The Compendium of the Social Doctrine of the Church
HUMAN WORK
II. The Prophetic Value of Human Work II. The Prophetic Value of Rerum Novarum
- 267. The Gospel had to be preached and lived in the tumult of social events in a more dynamic society, taking into account the complexities of new phenomena of the unimaginable transformations brought about by mechanization. At the centre of the Church’s pastoral concern was the ever urgent worker question, that is, the problem of the exploitation of workers brought about by the new industrial organization of labour, capitalistically oriented, and the problem, no less serious, of ideological manipulation — socialist and communist — of the just claims advanced by the world of labour.
- 268. Rerum Novarum is above all a heartfelt defence of the inalienable dignity of workers, connected with the importance of the right to property, the principle of cooperation among the social classes, the rights of the weak and the poor, the obligations of workers and employers and the right to form associations.

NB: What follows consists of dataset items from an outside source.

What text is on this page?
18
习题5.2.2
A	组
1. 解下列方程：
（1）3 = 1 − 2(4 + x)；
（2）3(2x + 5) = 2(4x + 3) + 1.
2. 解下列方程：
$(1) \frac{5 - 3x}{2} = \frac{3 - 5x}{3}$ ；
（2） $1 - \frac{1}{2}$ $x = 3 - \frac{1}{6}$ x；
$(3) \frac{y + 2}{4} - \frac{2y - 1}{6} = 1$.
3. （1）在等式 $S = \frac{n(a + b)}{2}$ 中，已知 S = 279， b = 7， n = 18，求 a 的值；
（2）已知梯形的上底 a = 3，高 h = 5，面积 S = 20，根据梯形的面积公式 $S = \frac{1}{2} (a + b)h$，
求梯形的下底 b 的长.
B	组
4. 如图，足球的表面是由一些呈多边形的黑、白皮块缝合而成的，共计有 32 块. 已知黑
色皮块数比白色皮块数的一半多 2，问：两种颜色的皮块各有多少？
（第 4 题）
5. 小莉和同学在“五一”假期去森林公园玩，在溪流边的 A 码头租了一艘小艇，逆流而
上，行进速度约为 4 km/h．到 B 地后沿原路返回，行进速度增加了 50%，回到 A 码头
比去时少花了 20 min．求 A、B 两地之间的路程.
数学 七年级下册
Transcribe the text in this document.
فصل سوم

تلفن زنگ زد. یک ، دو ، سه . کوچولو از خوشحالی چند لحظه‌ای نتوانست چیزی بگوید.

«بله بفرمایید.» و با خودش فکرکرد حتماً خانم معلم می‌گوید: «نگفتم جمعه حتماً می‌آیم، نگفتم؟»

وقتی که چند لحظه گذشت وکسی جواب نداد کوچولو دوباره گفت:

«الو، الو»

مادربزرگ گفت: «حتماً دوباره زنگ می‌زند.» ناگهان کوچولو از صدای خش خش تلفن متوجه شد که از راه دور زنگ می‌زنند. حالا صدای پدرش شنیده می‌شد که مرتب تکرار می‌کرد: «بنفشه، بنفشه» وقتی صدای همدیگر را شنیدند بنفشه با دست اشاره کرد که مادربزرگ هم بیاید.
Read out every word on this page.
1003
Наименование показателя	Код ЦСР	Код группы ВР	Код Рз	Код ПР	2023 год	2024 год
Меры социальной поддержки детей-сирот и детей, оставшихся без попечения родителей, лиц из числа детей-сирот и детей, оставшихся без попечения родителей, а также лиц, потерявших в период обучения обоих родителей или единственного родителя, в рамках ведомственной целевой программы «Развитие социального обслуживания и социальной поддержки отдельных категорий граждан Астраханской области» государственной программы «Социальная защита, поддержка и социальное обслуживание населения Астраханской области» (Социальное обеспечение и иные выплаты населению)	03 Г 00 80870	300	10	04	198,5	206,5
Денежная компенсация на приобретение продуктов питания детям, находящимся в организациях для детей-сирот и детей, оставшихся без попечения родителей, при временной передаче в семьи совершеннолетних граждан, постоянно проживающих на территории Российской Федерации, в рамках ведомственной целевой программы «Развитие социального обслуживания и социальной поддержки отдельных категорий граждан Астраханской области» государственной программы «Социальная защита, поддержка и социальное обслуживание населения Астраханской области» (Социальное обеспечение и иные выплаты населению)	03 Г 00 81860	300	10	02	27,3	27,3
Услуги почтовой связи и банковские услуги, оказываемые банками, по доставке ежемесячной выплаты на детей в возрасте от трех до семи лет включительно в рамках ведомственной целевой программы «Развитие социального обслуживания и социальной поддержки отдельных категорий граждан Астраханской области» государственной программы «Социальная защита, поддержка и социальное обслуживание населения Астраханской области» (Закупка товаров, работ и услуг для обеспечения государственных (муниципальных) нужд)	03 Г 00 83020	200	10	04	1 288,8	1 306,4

- 269. Starting with Rerum Novarum, the Church has never stopped considering the problems of workers within the context of a social question (certain evils and grievances affecting the wage-earning classes, and calling for removal or remedy) which has progressively taken on worldwide dimensions. The Encyclical Laborem Exercens enhances the need for a deeper understanding of the meaning and tasks that work entails. It does this in consideration of the fact that “fresh questions and problems are always arising, there are always fresh hopes, but also fresh fears and threats, connected with this basic dimension of human existence: man’s life is built up every day from work, from work it derives its specific dignity, but at the same time work contains the unceasing measure of human toil and suffering, and also of the harm and injustice which penetrate deeply into social life within individual nations and on the international level”. In fact, work is the “essential key” to the whole social question and is the condition not only for economic development but also for the cultural and moral development of persons, the family, society and the entire human race.